© 2009 The Author

wet meet at the Met

A cool and rainy Autumn evening at the Lincoln Center for the Performing Arts, New York City, serves as the perfect platform to showcase the new fountain in center stage of the Lincoln Center refurbishment, designed by firm Diller Scorfidio + Renfro of the Highline, Juilliard School and Boston ICA fame. The original fountain, designed by Philip Johnson, holds a special place in the city’s heart so its replacement was contravercial. The results reflect Johnson’s aesthetic whilst taking the concept further with a sense of immediacy and refinement.

This particular evening the rain has drenched the granite forecourt, making for glassy reflections that sweep up to the edge of the UFO…er fountain. Suddenly it bursts life as myriad jets rise in the air and splash on it’s spacey spheroid base. A base that looks like it would be quite comfortable to settle upon, especially if you are the swimming in waterfalls type. It is all a celebration of the joy of the splash to me. This is a sizable atom of waterpark.
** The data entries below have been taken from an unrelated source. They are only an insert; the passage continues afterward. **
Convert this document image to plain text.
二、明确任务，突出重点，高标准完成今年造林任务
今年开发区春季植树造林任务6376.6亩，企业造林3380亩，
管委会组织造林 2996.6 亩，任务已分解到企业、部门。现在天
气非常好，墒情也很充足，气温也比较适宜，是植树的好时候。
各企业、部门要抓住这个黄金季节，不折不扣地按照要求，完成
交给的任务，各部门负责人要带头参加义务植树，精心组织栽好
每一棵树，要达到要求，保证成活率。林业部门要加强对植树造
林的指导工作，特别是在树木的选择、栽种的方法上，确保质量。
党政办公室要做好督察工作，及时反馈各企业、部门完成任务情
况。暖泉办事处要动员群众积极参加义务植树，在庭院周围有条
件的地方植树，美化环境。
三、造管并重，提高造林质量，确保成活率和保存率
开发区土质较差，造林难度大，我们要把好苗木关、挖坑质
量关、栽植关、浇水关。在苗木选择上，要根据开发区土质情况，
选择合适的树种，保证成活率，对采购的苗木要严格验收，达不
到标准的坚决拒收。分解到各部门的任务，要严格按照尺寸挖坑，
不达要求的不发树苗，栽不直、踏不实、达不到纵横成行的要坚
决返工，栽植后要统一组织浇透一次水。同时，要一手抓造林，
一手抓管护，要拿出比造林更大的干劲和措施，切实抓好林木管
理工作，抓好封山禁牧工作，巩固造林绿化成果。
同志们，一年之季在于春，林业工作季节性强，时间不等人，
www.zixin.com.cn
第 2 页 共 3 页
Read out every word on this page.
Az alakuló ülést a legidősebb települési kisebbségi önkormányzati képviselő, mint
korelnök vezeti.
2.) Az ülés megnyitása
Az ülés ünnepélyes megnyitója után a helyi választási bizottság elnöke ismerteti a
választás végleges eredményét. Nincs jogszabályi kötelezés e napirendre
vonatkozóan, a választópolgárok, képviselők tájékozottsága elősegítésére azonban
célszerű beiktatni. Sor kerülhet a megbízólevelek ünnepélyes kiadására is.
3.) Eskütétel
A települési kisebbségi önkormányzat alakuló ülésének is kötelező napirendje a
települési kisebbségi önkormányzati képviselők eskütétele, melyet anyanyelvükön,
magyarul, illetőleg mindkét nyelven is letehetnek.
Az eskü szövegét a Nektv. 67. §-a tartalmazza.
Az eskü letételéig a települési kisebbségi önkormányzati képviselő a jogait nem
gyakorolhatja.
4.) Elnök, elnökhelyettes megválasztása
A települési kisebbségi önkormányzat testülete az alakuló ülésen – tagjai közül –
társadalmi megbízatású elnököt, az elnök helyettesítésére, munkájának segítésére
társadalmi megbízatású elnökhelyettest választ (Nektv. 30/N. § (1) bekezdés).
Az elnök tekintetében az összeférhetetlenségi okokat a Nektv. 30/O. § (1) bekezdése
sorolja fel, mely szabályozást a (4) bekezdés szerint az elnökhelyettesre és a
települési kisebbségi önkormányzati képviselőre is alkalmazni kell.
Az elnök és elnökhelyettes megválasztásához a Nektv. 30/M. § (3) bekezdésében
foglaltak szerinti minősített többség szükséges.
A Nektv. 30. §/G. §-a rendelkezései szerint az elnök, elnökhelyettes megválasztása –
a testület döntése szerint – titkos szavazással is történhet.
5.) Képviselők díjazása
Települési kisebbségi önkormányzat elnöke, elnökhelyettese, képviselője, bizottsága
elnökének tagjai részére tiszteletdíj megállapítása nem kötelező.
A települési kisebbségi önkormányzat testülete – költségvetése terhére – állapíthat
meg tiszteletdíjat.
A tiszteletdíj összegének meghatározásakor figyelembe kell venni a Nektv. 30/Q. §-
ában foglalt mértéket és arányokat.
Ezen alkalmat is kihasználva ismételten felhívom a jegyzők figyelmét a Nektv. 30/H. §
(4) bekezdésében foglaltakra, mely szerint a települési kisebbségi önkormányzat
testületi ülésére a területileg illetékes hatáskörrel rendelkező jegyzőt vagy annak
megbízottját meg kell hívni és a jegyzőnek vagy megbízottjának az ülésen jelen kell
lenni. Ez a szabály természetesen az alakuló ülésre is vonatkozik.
At night in particular the light of the fountain echoes the galactic lighting and sputnik chandeliers in the auditoriums of the main Metropolitan Opera HouseAvery Fisher Hall, and the bejewelled diamante-come-satellite lighting in The David H. Koch Theater. Simple lines and curves in the granite base of the fountain are delicate and incidental, leaving the drama for the linear spouts that form and the beauty of the water in it’s own glory.